Antes que nada, debo confesar que no he sido un lector fiel de José Luis Sampedro. Leí La sonrisa etrusca y no terminó de atraparme. Cosas del momento vital, supongo. Sin embargo, siempre me ha alegrado encontrármelo en algún debate, tertulia o entrevista, diciendo esas cosas que a los ciudadanos de a pie nos parecen tan lógicas y a los que nos gobiernan, meras utopías.
En 1995, cuando España era aún euroeufórica, José Luis Sampedro anticipó que “Bruselas no es una verdadera comunidad de pueblos; es un centro de negociación”. En aquellos momentos se debatía el Tratado de Maastrich, algo tan sesudo y técnico que, aunque se nos invitó a refrendarlo con nuestro voto, pocos ciudadanos europeos nos molestamos en desentrañar; ni siquiera en llegar a leer.
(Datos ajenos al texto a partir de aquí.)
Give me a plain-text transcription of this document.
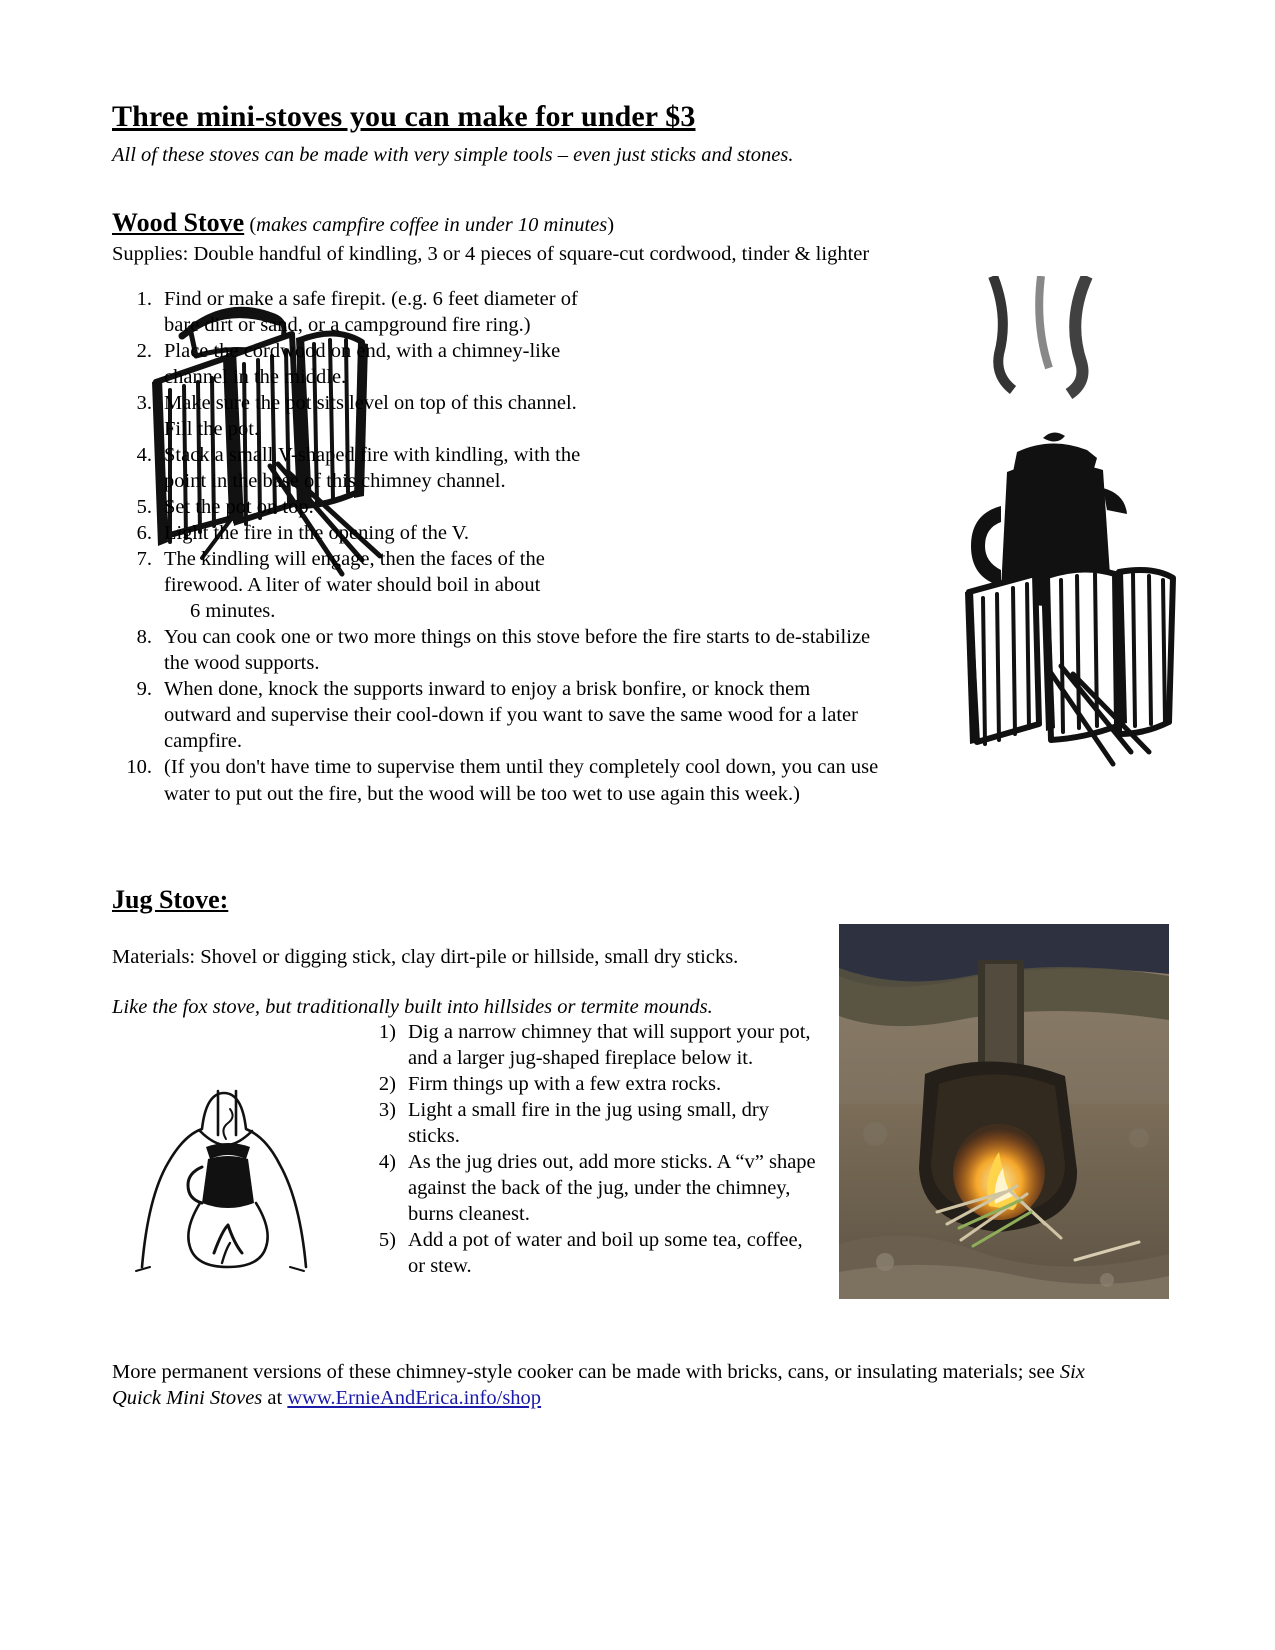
Three mini-stoves you can make for under $3
All of these stoves can be made with very simple tools – even just sticks and stones.
Wood Stove (makes campfire coffee in under 10 minutes)
Supplies: Double handful of kindling, 3 or 4 pieces of square-cut cordwood, tinder & lighter
1. Find or make a safe firepit. (e.g. 6 feet diameter of bare dirt or sand, or a campground fire ring.)
2. Place the cordwood on end, with a chimney-like channel in the middle.
3. Make sure the pot sits level on top of this channel. Fill the pot.
4. Stack a small V-shaped fire with kindling, with the point in the base of this chimney channel.
5. Set the pot on top.
6. Light the fire in the opening of the V.
7. The kindling will engage, then the faces of the firewood. A liter of water should boil in about
6 minutes.
8. You can cook one or two more things on this stove before the fire starts to de-stabilize the wood supports.
9. When done, knock the supports inward to enjoy a brisk bonfire, or knock them outward and supervise their cool-down if you want to save the same wood for a later campfire.
10. (If you don't have time to supervise them until they completely cool down, you can use water to put out the fire, but the wood will be too wet to use again this week.)
Jug Stove:
Materials: Shovel or digging stick, clay dirt-pile or hillside, small dry sticks.
Like the fox stove, but traditionally built into hillsides or termite mounds.
1) Dig a narrow chimney that will support your pot, and a larger jug-shaped fireplace below it.
2) Firm things up with a few extra rocks.
3) Light a small fire in the jug using small, dry sticks.
4) As the jug dries out, add more sticks. A “v” shape against the back of the jug, under the chimney, burns cleanest.
5) Add a pot of water and boil up some tea, coffee, or stew.
More permanent versions of these chimney-style cooker can be made with bricks, cans, or insulating materials; see Six Quick Mini Stoves at www.ErnieAndErica.info/shop
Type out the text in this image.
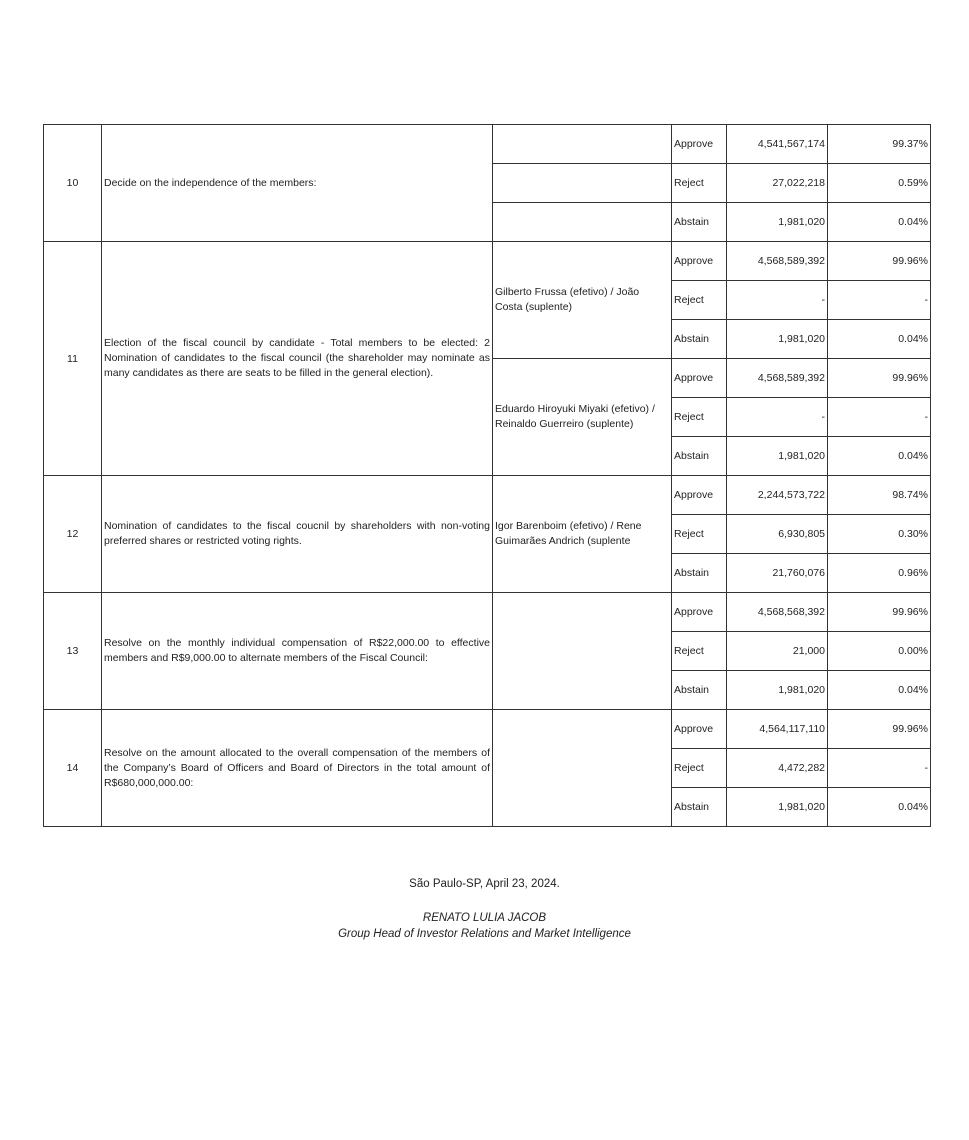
10	Decide on the independence of the members:		Approve	4,541,567,174	99.37%
			Reject	27,022,218	0.59%
			Abstain	1,981,020	0.04%
11	Election of the fiscal council by candidate - Total members to be elected: 2 Nomination of candidates to the fiscal council (the shareholder may nominate as many candidates as there are seats to be filled in the general election).	Gilberto Frussa (efetivo) / João Costa (suplente)	Approve	4,568,589,392	99.96%
			Reject	-	-
			Abstain	1,981,020	0.04%
		Eduardo Hiroyuki Miyaki (efetivo) / Reinaldo Guerreiro (suplente)	Approve	4,568,589,392	99.96%
			Reject	-	-
			Abstain	1,981,020	0.04%
12	Nomination of candidates to the fiscal coucnil by shareholders with non-voting preferred shares or restricted voting rights.	Igor Barenboim (efetivo) / Rene Guimarães Andrich (suplente	Approve	2,244,573,722	98.74%
			Reject	6,930,805	0.30%
			Abstain	21,760,076	0.96%
13	Resolve on the monthly individual compensation of R$22,000.00 to effective members and R$9,000.00 to alternate members of the Fiscal Council:		Approve	4,568,568,392	99.96%
			Reject	21,000	0.00%
			Abstain	1,981,020	0.04%
14	Resolve on the amount allocated to the overall compensation of the members of the Company’s Board of Officers and Board of Directors in the total amount of R$680,000,000.00:		Approve	4,564,117,110	99.96%
			Reject	4,472,282	-
			Abstain	1,981,020	0.04%
São Paulo-SP, April 23, 2024.
RENATO LULIA JACOB
Group Head of Investor Relations and Market Intelligence
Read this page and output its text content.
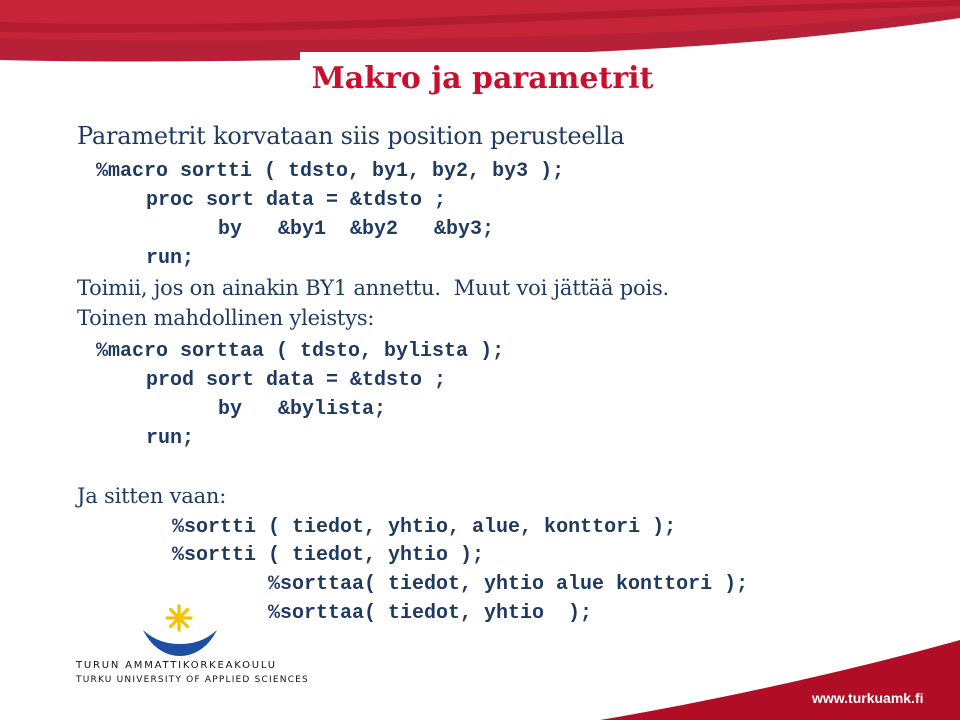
Makro ja parametrit

Parametrit korvataan siis position perusteella

%macro sortti ( tdsto, by1, by2, by3 );

proc sort data = &tdsto ;

by   &by1  &by2   &by3;

run;

Toimii, jos on ainakin BY1 annettu.  Muut voi jättää pois.

Toinen mahdollinen yleistys:

%macro sorttaa ( tdsto, bylista );

prod sort data = &tdsto ;

by   &bylista;

run;

Ja sitten vaan:

%sortti ( tiedot, yhtio, alue, konttori );

%sortti ( tiedot, yhtio );

%sorttaa( tiedot, yhtio alue konttori );

%sorttaa( tiedot, yhtio  );

TURUN AMMATTIKORKEAKOULU
TURKU UNIVERSITY OF APPLIED SCIENCES
www.turkuamk.fi
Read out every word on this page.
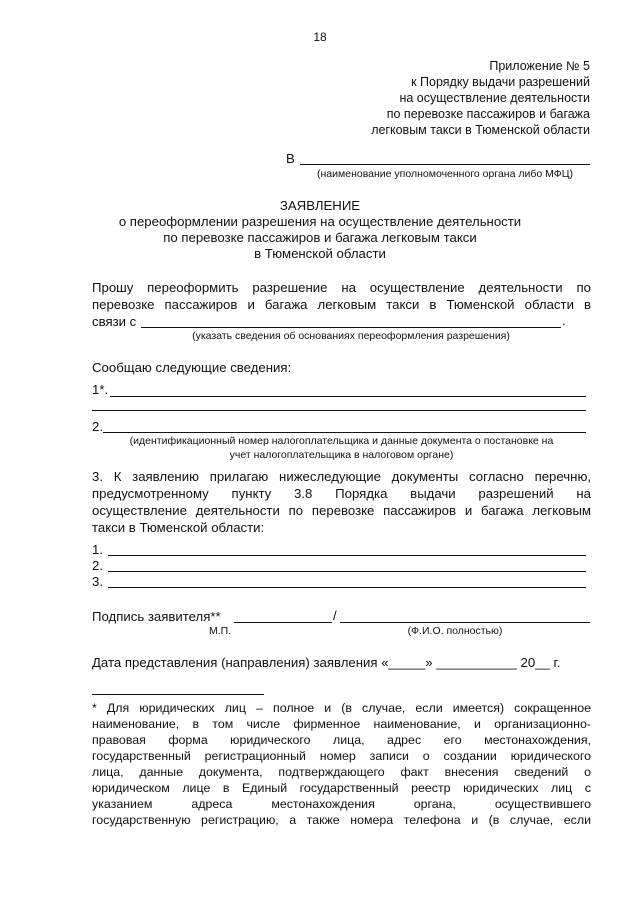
18
Приложение № 5
к Порядку выдачи разрешений
на осуществление деятельности
по перевозке пассажиров и багажа
легковым такси в Тюменской области
В
(наименование уполномоченного органа либо МФЦ)
ЗАЯВЛЕНИЕ
о переоформлении разрешения на осуществление деятельности
по перевозке пассажиров и багажа легковым такси
в Тюменской области
Прошу переоформить разрешение на осуществление деятельности по
перевозке пассажиров и багажа легковым такси в Тюменской области в
связи с	.
(указать сведения об основаниях переоформления разрешения)
Сообщаю следующие сведения:
1*.
2.
(идентификационный номер налогоплательщика и данные документа о постановке на
учет налогоплательщика в налоговом органе)
3. К заявлению прилагаю нижеследующие документы согласно перечню,
предусмотренному пункту 3.8 Порядка выдачи разрешений на
осуществление деятельности по перевозке пассажиров и багажа легковым
такси в Тюменской области:
1.
2.
3.
Подпись заявителя**	/
М.П.	(Ф.И.О. полностью)
Дата представления (направления) заявления «_____» ___________ 20__ г.
* Для юридических лиц – полное и (в случае, если имеется) сокращенное
наименование, в том числе фирменное наименование, и организационно-
правовая форма юридического лица, адрес его местонахождения,
государственный регистрационный номер записи о создании юридического
лица, данные документа, подтверждающего факт внесения сведений о
юридическом лице в Единый государственный реестр юридических лиц с
указанием адреса местонахождения органа, осуществившего
государственную регистрацию, а также номера телефона и (в случае, если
Votamos a ciegas. Años después, aquella frase que a mí me pareció más bien enigmática, terminó cobrando sentido, y si en algo nos consideramos una comunidad los ciudadanos europeos es en el desencanto.
Como tantos de nosotros, José Luis Sampedro arañó, durante décadas, el tiempo para sus escritos literarios al sueño y al descanso. Sus enemigos dirán que había zonas oscuras en su biografía. Vivió la Guerra Civil en el bando Nacional, tras abandonar el Ejército Republicano. Consumió su vida profesional trabajando en el Banco Exterior de España, del que llegó a ser subdirector, y sacó Económicas, pese a que hubiera preferido estudiar Filosofía y Letras, con premio extraordinario, consiguiendo después una cátedra en la Universidad Complutense. Cuando la Universidad empezó a revolverse contra el régimen franquista y los primeros profesores fueron despojados de sus cátedras, Sampedro se exilió voluntariamente a Inglaterra y Estados Unidos por consejo de Tierno Galván, uno de los represaliados.
No fue hasta que la literatura le dio notoriedad cuando Sampedro empezó a decir cosas incómodas acerca de las políticas neoliberales. Ya convertido en abuelo venerable, con barba blanca y gafas profesorales, protegido por el éxito de sus novelas, se sintió libre para dar sus opiniones sobre un sistema, el capitalista, que conocía demasiado bien. «Hay dos tipos de economistas; los que trabajan para hacer más ricos a los ricos y los que trabajamos para hacer menos pobres a los pobres», decía.
No sé en qué medida fue consciente Sampedro del aliento que sus palabras supusieron para muchos ciudadanos anónimos. Gente que, incluso consciente de la escasa capacidad individual para cambiar las cosas, decidieron participar en tal o cual protesta atendiendo a la fortaleza ética de su discurso. No hay sólo una manera de hacer las cosas. No es verdad. No hay ningún motivo, por tanto, para el conformismo. Frente a la injusticia de un sistema que no da preeminencia a las personas, sólo cabe la indignación. Y si es algo que ya se ha asumido socialmente, en buena medida se lo debemos al ahínco de este viejo profesor.
José Luis Sampedro no será recordado como el mejor economista de la clase. Tampoco como el mejor escritor. Puede que nadie lo conmemore de aquí a 20 años. Quería «irse» de «manera sencilla y sin publicidad» y su deseo se cumplió el domingo pasado. Lo único que nos quedará de él será que a los más pobres nos habrá hecho menos pobres para siempre. Nos devolvió lo más valioso que perdimos, la dignidad. Y será difícil que aprendida la lección, nadie consiga, de nuevo, arrebatárnosla.